证明:
(1)、由平均值不等式,有
$\because 1\leq \sqrt[n]{n}=(\underset{n-2}{\underbrace{1\cdot 1\cdot \cdots 1}}\cdot \sqrt{n}\cdot \sqrt{n})^\frac{1}{n}\leq \frac{(n-2)+2\sqrt{n}}{n}=1+\frac{2(\sqrt{n}-1)}{n}.$
$\therefore 0\leq \sqrt[n]{n}-1\leq \frac{2}{\sqrt{n}},$
$\forall \varepsilon > 0,N=[\frac{4}{\varepsilon ^2}],n> N,s.t.$
$|\sqrt[n]{n}-1|<\frac{2}{\sqrt{n}}< \frac{2}{\sqrt{N}}< \varepsilon .$
(2)、用单调有界性证明极限存在。
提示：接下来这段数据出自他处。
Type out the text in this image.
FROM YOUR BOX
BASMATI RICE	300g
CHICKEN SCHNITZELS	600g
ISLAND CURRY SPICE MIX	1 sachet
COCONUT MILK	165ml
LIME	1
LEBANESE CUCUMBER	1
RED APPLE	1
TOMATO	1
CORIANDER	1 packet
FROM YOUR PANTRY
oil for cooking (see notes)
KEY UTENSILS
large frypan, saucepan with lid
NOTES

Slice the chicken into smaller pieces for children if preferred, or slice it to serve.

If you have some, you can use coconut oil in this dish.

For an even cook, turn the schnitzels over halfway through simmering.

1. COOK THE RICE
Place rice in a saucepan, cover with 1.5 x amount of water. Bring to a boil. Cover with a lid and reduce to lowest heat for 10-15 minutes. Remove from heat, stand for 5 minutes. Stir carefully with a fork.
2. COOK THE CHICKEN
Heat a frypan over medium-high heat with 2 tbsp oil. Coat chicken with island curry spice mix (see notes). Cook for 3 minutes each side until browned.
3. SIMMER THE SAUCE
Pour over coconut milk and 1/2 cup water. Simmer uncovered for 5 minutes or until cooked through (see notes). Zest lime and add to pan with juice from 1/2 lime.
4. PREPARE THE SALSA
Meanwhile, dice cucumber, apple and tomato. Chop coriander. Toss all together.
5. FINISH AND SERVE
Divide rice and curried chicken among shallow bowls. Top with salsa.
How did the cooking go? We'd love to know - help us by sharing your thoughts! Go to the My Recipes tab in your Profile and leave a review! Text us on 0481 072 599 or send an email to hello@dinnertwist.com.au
令
$S_n=1+\frac{1}{2!}+\frac{1}{3!}+\cdots +\frac{1}{n!},$
$\because S_n< S_{n+1},\therefore S_n\uparrow ,$
又
$\displaystyle \because \frac{1}{k!}< \frac{1}{k(k-1)}=\frac{1}{k-1}-\frac{1}{k},(k\geq 2)$
$\displaystyle \therefore S_n=1+\frac{1}{2!}+\frac{1}{3!}+\cdots +\frac{1}{n!}< 1+\sum_{k=2}^{n}(\frac{1}{k-1}-\frac{1}{k})=3-\frac{1}{n}.$
$\displaystyle \Rightarrow \lim_{n \to \infty }S_n=e< 3.$